Naar het oordeel van de Afdeling hebben verweerders gelet op het stelsel van de Wet milieubeheer terecht op de aanvraag beslist zoals deze is ingediend. Ook overigens leidt hetgeen appellanten hebben aangevoerd niet tot het oordeel dat de aanvraag niet voldoet aan het Inrichtingen- en vergunningenbesluit milieubeheer of dat verweerders zich niet in redelijkheid op het standpunt hebben kunnen stellen dat de aanvraag voldoende informatie bevat voor een goede beoordeling van de gevolgen voor het milieu.
2.2. Appellanten hebben verder aangevoerd dat als gevolg van de bij het bestreden besluit verleende vergunning de stankhinder bij een aantal woningen in de directe omgeving van de inrichting nog verder zal toenemen, in een wat betreft stankhinder reeds overbelaste situatie. Zij wijzen hierbij onder meer op de bij een boomkwekerij gelegen woningen aan de [locatie]. Verweerders hebben volgens appellanten de afstand tot deze woningen ten onrechte bepaald aan de hand van de feitelijke situatie en niet aan de hand van de eerder vergunde situatie.
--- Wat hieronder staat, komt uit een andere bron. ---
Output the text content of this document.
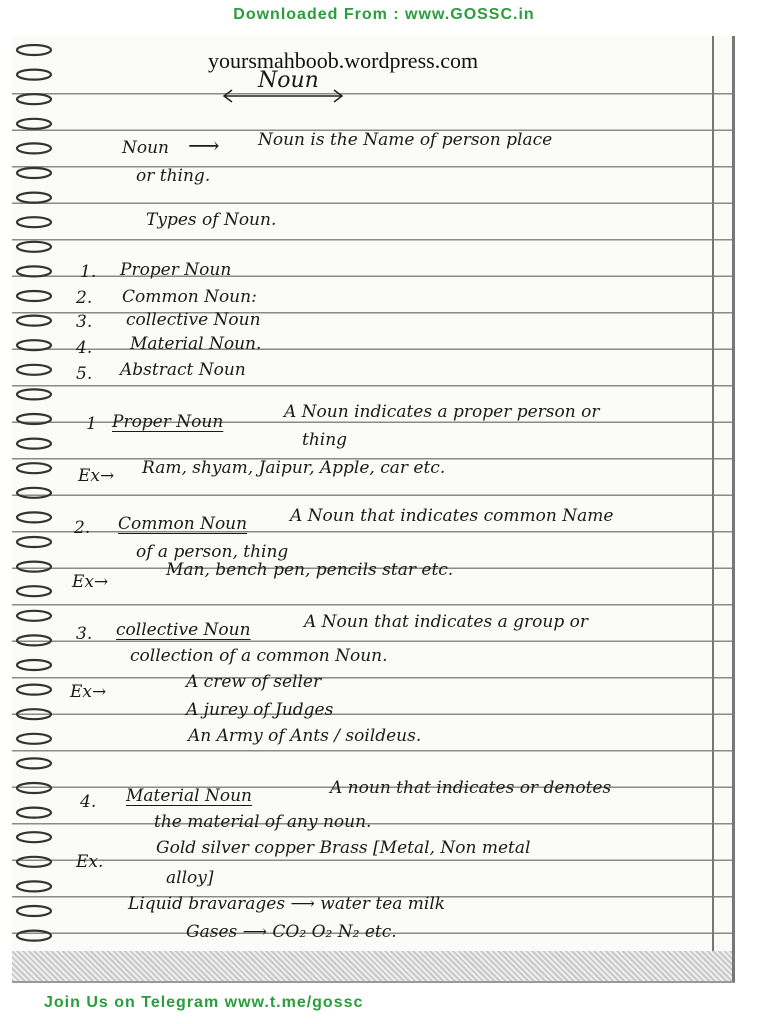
Downloaded From : www.GOSSC.in
yoursmahboob.wordpress.com
Noun
Noun ⟶ Noun is the Name of person place
or thing.
Types of Noun.
1. Proper Noun
2. Common Noun:
3. collective Noun
4. Material Noun.
5. Abstract Noun
1 Proper Noun	A Noun indicates a proper person or
thing
Ex→ Ram, shyam, Jaipur, Apple, car etc.
2. Common Noun	A Noun that indicates common Name
of a person, thing
Ex→
Man, bench pen, pencils star etc.
3. collective Noun	A Noun that indicates a group or
collection of a common Noun.
Ex→	A crew of seller
A jurey of Judges
An Army of Ants / soildeus.
4. Material Noun	A noun that indicates or denotes
the material of any noun.
Ex.
Gold silver copper Brass [Metal, Non metal
alloy]
Liquid bravarages ⟶ water tea milk
Gases ⟶ CO₂ O₂ N₂ etc.
Join Us on Telegram www.t.me/gossc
De afstand van de gevel van stal tot voormelde woningen neemt af ten opzichte van situatie zoals vergund bij de onderliggende vergunning, aldus appellanten.
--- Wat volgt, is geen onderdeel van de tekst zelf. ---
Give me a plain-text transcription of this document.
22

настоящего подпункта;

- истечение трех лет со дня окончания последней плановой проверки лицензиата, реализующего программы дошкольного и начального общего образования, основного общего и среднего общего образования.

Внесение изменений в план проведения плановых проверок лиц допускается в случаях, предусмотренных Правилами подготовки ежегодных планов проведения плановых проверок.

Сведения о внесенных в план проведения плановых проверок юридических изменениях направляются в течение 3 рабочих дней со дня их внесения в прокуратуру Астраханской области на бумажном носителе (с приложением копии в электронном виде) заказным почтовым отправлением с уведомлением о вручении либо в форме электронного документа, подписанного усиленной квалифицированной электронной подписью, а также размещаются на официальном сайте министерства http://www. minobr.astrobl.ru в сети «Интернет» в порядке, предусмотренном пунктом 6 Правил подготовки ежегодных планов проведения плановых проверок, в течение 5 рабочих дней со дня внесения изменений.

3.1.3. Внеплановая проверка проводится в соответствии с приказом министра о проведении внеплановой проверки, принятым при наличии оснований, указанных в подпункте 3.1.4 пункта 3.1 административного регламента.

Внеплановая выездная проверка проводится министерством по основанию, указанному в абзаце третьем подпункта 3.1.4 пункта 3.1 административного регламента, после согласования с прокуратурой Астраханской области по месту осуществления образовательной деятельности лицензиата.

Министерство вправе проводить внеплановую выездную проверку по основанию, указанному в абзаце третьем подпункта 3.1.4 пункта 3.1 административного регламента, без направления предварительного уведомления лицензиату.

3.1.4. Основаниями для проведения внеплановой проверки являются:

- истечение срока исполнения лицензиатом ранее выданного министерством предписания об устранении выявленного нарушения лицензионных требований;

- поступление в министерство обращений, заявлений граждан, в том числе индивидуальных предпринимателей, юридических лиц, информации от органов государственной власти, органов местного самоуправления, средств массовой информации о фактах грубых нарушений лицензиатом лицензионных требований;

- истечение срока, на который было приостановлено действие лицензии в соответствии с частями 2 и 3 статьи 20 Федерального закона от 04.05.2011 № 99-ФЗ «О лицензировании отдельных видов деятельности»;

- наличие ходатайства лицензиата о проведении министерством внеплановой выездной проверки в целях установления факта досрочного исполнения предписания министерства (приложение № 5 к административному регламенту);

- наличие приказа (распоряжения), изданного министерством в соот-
2.2.1. Verweerders hebben bij de beoordeling van de stankhinder de Richtlijn veehouderij en stankhinder 1996 (hierna: de Richtlijn) gehanteerd, voorzover het betreft de vaststelling van de minimaal in acht te houden afstand. Zij menen dat vergunningverlening wordt gerechtvaardigd door de rechten die aan de eerder verleende vergunning kunnen worden ontleend.
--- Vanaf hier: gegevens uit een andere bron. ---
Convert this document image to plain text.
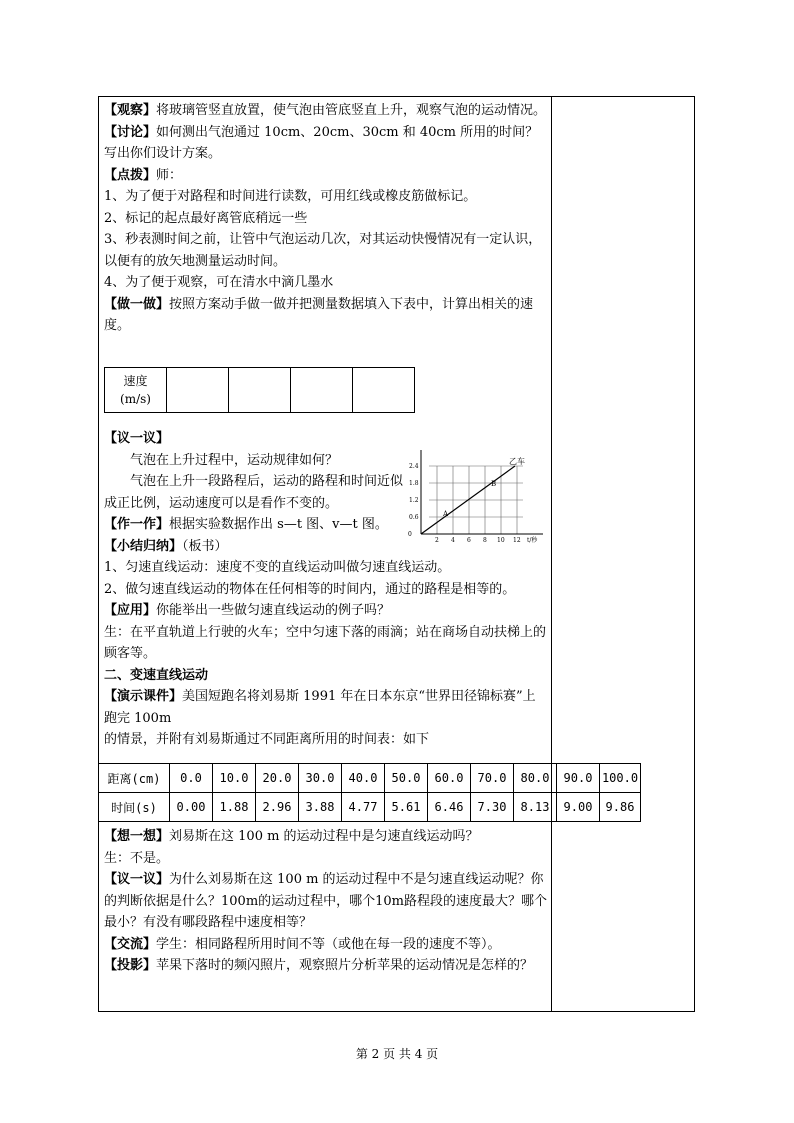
【观察】将玻璃管竖直放置，使气泡由管底竖直上升，观察气泡的运动情况。

【讨论】如何测出气泡通过 10cm、20cm、30cm 和 40cm 所用的时间？写出你们设计方案。

【点拨】师：

1、为了便于对路程和时间进行读数，可用红线或橡皮筋做标记。

2、标记的起点最好离管底稍远一些

3、秒表测时间之前，让管中气泡运动几次，对其运动快慢情况有一定认识，以便有的放矢地测量运动时间。

4、为了便于观察，可在清水中滴几墨水

【做一做】按照方案动手做一做并把测量数据填入下表中，计算出相关的速度。

速度
(m/s)

【议一议】

气泡在上升过程中，运动规律如何？

气泡在上升一段路程后，运动的路程和时间近似成正比例，运动速度可以是看作不变的。

【作一作】根据实验数据作出 s—t 图、v—t 图。

【小结归纳】（板书）

1、匀速直线运动：速度不变的直线运动叫做匀速直线运动。

2、做匀速直线运动的物体在任何相等的时间内，通过的路程是相等的。

【应用】你能举出一些做匀速直线运动的例子吗？

生：在平直轨道上行驶的火车；空中匀速下落的雨滴；站在商场自动扶梯上的顾客等。

二、变速直线运动

【演示课件】美国短跑名将刘易斯 1991 年在日本东京“世界田径锦标赛”上跑完 100m

的情景，并附有刘易斯通过不同距离所用的时间表：如下

乙车
A
B
0
0.6
1.2
1.8
2.4
2 4 6 8 10 12 t/秒
距离(cm)	0.0	10.0	20.0	30.0	40.0	50.0	60.0	70.0	80.0	90.0	100.0
时间(s)	0.00	1.88	2.96	3.88	4.77	5.61	6.46	7.30	8.13	9.00	9.86

【想一想】刘易斯在这 100 m 的运动过程中是匀速直线运动吗？

生：不是。

【议一议】为什么刘易斯在这 100 m 的运动过程中不是匀速直线运动呢？你的判断依据是什么？100m的运动过程中，哪个10m路程段的速度最大？哪个最小？有没有哪段路程中速度相等？

【交流】学生：相同路程所用时间不等（或他在每一段的速度不等）。

【投影】苹果下落时的频闪照片，观察照片分析苹果的运动情况是怎样的？

第 2 页 共 4 页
2.2.2. Artikel 8.10, eerste lid, van de Wet milieubeheer bepaalt dat de vergunning slechts in het belang van de bescherming van het milieu kan worden geweigerd. Ingevolge artikel 8.11, tweede lid, kan een vergunning in het belang van de bescherming van het milieu onder beperkingen worden verleend. Ingevolge het derde lid van dit artikel worden aan een vergunning de voorschriften verbonden die nodig zijn ter bescherming van het milieu. Voorzover door het verbinden van voorschriften aan de vergunning de nadelige gevolgen die de inrichting voor het milieu kan veroorzaken, niet kunnen worden voorkomen, worden aan de vergunning de voorschriften verbonden, die de grootst mogelijke bescherming bieden tegen die gevolgen, tenzij dat redelijkerwijs niet kan worden gevergd.
Hieruit volgt dat de vergunning moet worden geweigerd, indien de nadelige gevolgen die de inrichting voor het milieu kan veroorzaken door het stellen van voorschriften en beperkingen niet kunnen worden voorkomen dan wel niet voldoende kunnen worden beperkt.
Bij de toepassing van de artikelen 8.10, eerste lid, en 8.11 van de Wet milieubeheer komt verweerders een zekere beoordelingsvrijheid toe, die haar begrenzing onder meer vindt in hetgeen voortvloeit uit de meest recente algemeen aanvaarde milieutechnische inzichten.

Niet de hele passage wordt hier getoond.